However, I also agree with Ryan’s comment that these confusions seem much less common when we get to actual senior AIS researchers or people who’ve worked significantly with real models. (My guess is that Alex would disagree with me on this.) Most conversations I’ve been in that used these confused terms tended to involve MATS fellows or other very junior people (I don’t interact with other more junior people much, unfortunately, so I’m not sure.) I’ve also had several conversations with people who seemed relieved at how reasonable and not confused the relevant researchers have been (e.g. with Alexander Gietelink-Oldenziel).
I suspect that a lot of the confusions stem from the way that the majority of recruitment/community building is conducted—namely, by very junior people recruiting even more junior people (e.g. via student groups). Not only is there only a very limited amount of communication bandwidth available to communicate with potential new recruits (and therefore encouraging more arguments by analogy or via suggestive words), the people doing the communication are also likely to use a lot of (in large part because they’re very junior, and likely not technical researchers).[1] There’s also historical reasons why this is the case: a lot of early EA/AIS people were philosophers, and so presented detailed philosophical arguments (often routing through longtermism) about specific AI doom scenarios that in turn were suffered lossy compression during communication, as opposed to more robust general arguments (e.g. Ryan Greenblatt’s example of “holy shit AI (and maybe the singularity), that might be a really big deal”).[2]
Similarly, on LessWrong, I suspect that the majority of commenters are not people who have deeply engaged with a lot of the academic ML literature or have spent significant time doing AIS or even technical ML work.
And I’d also point a finger at lot of the communication from MIRI in particular as the cause for these confusions, e.g. the “sharp left-turn” concept seems to be primarily communicated via metaphor and cryptic sayings, while their communications about Reward Learning and Human Values seems in retrospect to have at least been misleading if not fundamentally confused. I suspect that the relevant people involved have much better models, but I think this did not come through in their communication.
I’m not super sure what to do about it; the problem of suggestive names (or in general, of smuggling connotations into technical work) is not a unique one to this community, nor is it one that can be fixed with reading a single article or two (as your post emphasizes). I’d even argue this community does better than a large fraction of academics (even ML academics).

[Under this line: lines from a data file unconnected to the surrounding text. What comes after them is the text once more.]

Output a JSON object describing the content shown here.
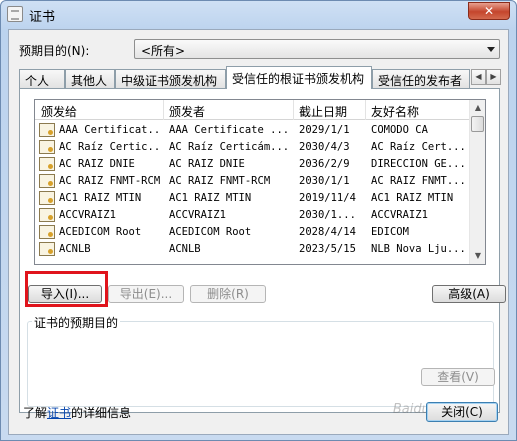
{
  "window": {
    "title": "证书",
    "close_glyph": "✕"
  },
  "purpose": {
    "label": "预期目的(N):",
    "selected": "<所有>"
  },
  "tabs": [
    "个人",
    "其他人",
    "中级证书颁发机构",
    "受信任的根证书颁发机构",
    "受信任的发布者"
  ],
  "active_tab_index": 3,
  "columns": [
    "颁发给",
    "颁发者",
    "截止日期",
    "友好名称"
  ],
  "rows": [
    [
      "AAA Certificat...",
      "AAA Certificate ...",
      "2029/1/1",
      "COMODO CA"
    ],
    [
      "AC Raíz Certic...",
      "AC Raíz Certicám...",
      "2030/4/3",
      "AC Raíz Cert..."
    ],
    [
      "AC RAIZ DNIE",
      "AC RAIZ DNIE",
      "2036/2/9",
      "DIRECCION GE..."
    ],
    [
      "AC RAIZ FNMT-RCM",
      "AC RAIZ FNMT-RCM",
      "2030/1/1",
      "AC RAIZ FNMT..."
    ],
    [
      "AC1 RAIZ MTIN",
      "AC1 RAIZ MTIN",
      "2019/11/4",
      "AC1 RAIZ MTIN"
    ],
    [
      "ACCVRAIZ1",
      "ACCVRAIZ1",
      "2030/1...",
      "ACCVRAIZ1"
    ],
    [
      "ACEDICOM Root",
      "ACEDICOM Root",
      "2028/4/14",
      "EDICOM"
    ],
    [
      "ACNLB",
      "ACNLB",
      "2023/5/15",
      "NLB Nova Lju..."
    ]
  ],
  "buttons": {
    "import": "导入(I)...",
    "export": "导出(E)...",
    "remove": "删除(R)",
    "advanced": "高级(A)",
    "view": "查看(V)",
    "close": "关闭(C)"
  },
  "group_title": "证书的预期目的",
  "footer": {
    "prefix": "了解",
    "link": "证书",
    "suffix": "的详细信息"
  },
  "watermark": "Baidu 经验",
  "colors": {
    "highlight": "#e0141c",
    "link": "#0645ad",
    "title_bar": "#bcd3ee"
  }
}
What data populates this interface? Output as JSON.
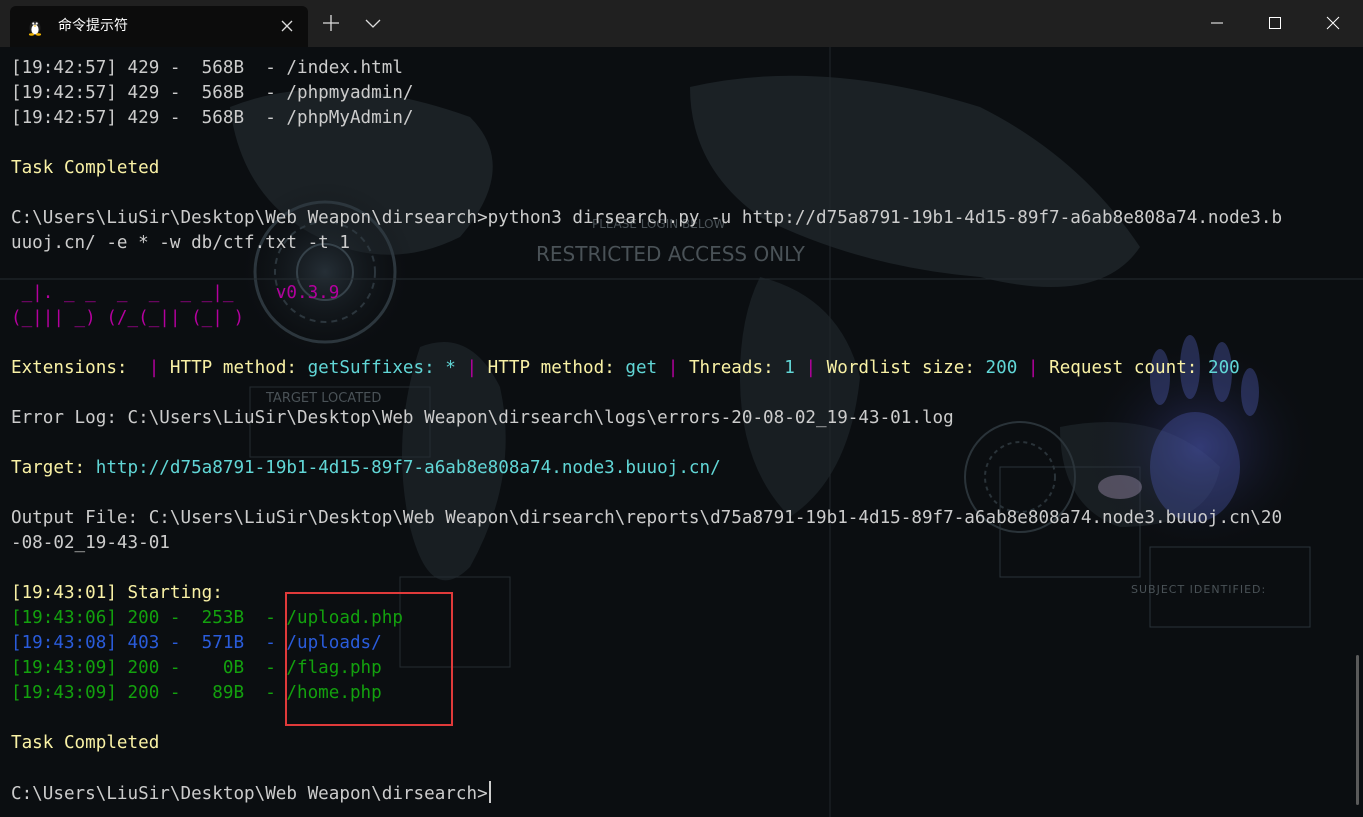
{
  "window": {
    "tab_title": "命令提示符",
    "icons": {
      "tab_icon": "linux-penguin-icon",
      "tab_close": "close-icon",
      "new_tab": "plus-icon",
      "dropdown": "chevron-down-icon",
      "minimize": "minimize-icon",
      "maximize": "maximize-icon",
      "close": "close-icon"
    }
  },
  "background": {
    "text1": "PLEASE LOGIN BELOW",
    "text2": "RESTRICTED ACCESS ONLY",
    "text3": "TARGET LOCATED",
    "text4": "SUBJECT IDENTIFIED:"
  },
  "terminal": {
    "lines": [
      [
        {
          "t": "[19:42:57] 429 -  568B  - /index.html",
          "c": "default"
        }
      ],
      [
        {
          "t": "[19:42:57] 429 -  568B  - /phpmyadmin/",
          "c": "default"
        }
      ],
      [
        {
          "t": "[19:42:57] 429 -  568B  - /phpMyAdmin/",
          "c": "default"
        }
      ],
      [],
      [
        {
          "t": "Task Completed",
          "c": "yellow"
        }
      ],
      [],
      [
        {
          "t": "C:\\Users\\LiuSir\\Desktop\\Web Weapon\\dirsearch>python3 dirsearch.py -u http://d75a8791-19b1-4d15-89f7-a6ab8e808a74.node3.b",
          "c": "default"
        }
      ],
      [
        {
          "t": "uuoj.cn/ -e * -w db/ctf.txt -t 1",
          "c": "default"
        }
      ],
      [],
      [
        {
          "t": " _|. _ _  _  _  _ _|_    v0.3.9",
          "c": "magenta"
        }
      ],
      [
        {
          "t": "(_||| _) (/_(_|| (_| )",
          "c": "magenta"
        }
      ],
      [],
      [
        {
          "t": "Extensions: ",
          "c": "yellow"
        },
        {
          "t": " | ",
          "c": "magenta"
        },
        {
          "t": "HTTP method: ",
          "c": "yellow"
        },
        {
          "t": "getSuffixes: *",
          "c": "cyan"
        },
        {
          "t": " | ",
          "c": "magenta"
        },
        {
          "t": "HTTP method: ",
          "c": "yellow"
        },
        {
          "t": "get",
          "c": "cyan"
        },
        {
          "t": " | ",
          "c": "magenta"
        },
        {
          "t": "Threads: ",
          "c": "yellow"
        },
        {
          "t": "1",
          "c": "cyan"
        },
        {
          "t": " | ",
          "c": "magenta"
        },
        {
          "t": "Wordlist size: ",
          "c": "yellow"
        },
        {
          "t": "200",
          "c": "cyan"
        },
        {
          "t": " | ",
          "c": "magenta"
        },
        {
          "t": "Request count: ",
          "c": "yellow"
        },
        {
          "t": "200",
          "c": "cyan"
        }
      ],
      [],
      [
        {
          "t": "Error Log: C:\\Users\\LiuSir\\Desktop\\Web Weapon\\dirsearch\\logs\\errors-20-08-02_19-43-01.log",
          "c": "default"
        }
      ],
      [],
      [
        {
          "t": "Target: ",
          "c": "yellow"
        },
        {
          "t": "http://d75a8791-19b1-4d15-89f7-a6ab8e808a74.node3.buuoj.cn/",
          "c": "cyan"
        }
      ],
      [],
      [
        {
          "t": "Output File: C:\\Users\\LiuSir\\Desktop\\Web Weapon\\dirsearch\\reports\\d75a8791-19b1-4d15-89f7-a6ab8e808a74.node3.buuoj.cn\\20",
          "c": "default"
        }
      ],
      [
        {
          "t": "-08-02_19-43-01",
          "c": "default"
        }
      ],
      [],
      [
        {
          "t": "[19:43:01] Starting:",
          "c": "yellow"
        }
      ],
      [
        {
          "t": "[19:43:06] 200 -  253B  - /upload.php",
          "c": "green"
        }
      ],
      [
        {
          "t": "[19:43:08] 403 -  571B  - /uploads/",
          "c": "blue"
        }
      ],
      [
        {
          "t": "[19:43:09] 200 -    0B  - /flag.php",
          "c": "green"
        }
      ],
      [
        {
          "t": "[19:43:09] 200 -   89B  - /home.php",
          "c": "green"
        }
      ],
      [],
      [
        {
          "t": "Task Completed",
          "c": "yellow"
        }
      ],
      [],
      [
        {
          "t": "C:\\Users\\LiuSir\\Desktop\\Web Weapon\\dirsearch>",
          "c": "default"
        }
      ]
    ]
  },
  "colors": {
    "titlebar": "#202020",
    "terminal_bg": "#0c0c0c",
    "default_text": "#cccccc",
    "yellow": "#f9f1a5",
    "cyan": "#61d6d6",
    "magenta": "#b4009e",
    "green": "#13a10e",
    "blue": "#2a5cdb",
    "highlight_box": "#e03a3a"
  }
}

John mentioned using specific, concrete examples as a way to check your concepts. If we’re quoting old rationalist foundation texts, then the relevant example from “Surely You’re Joking, Mr. Feynman” is relevant:
“I had a scheme, which I still use today when somebody is explaining something that I’m trying to understand: I keep making up examples. For instance, the mathematicians would come in with a terrific theorem, and they’re all excited. As they’re telling me the conditions of the theorem, I construct something which fits all the conditions. You know, you have a set (one ball) – disjoint (two balls). Then the balls turn colors, grow hairs, or whatever, in my head as they put more conditions on. Finally they state the theorem, which is some dumb thing about the ball which isn’t true for my hairy green ball thing, so I say, ‘False!’”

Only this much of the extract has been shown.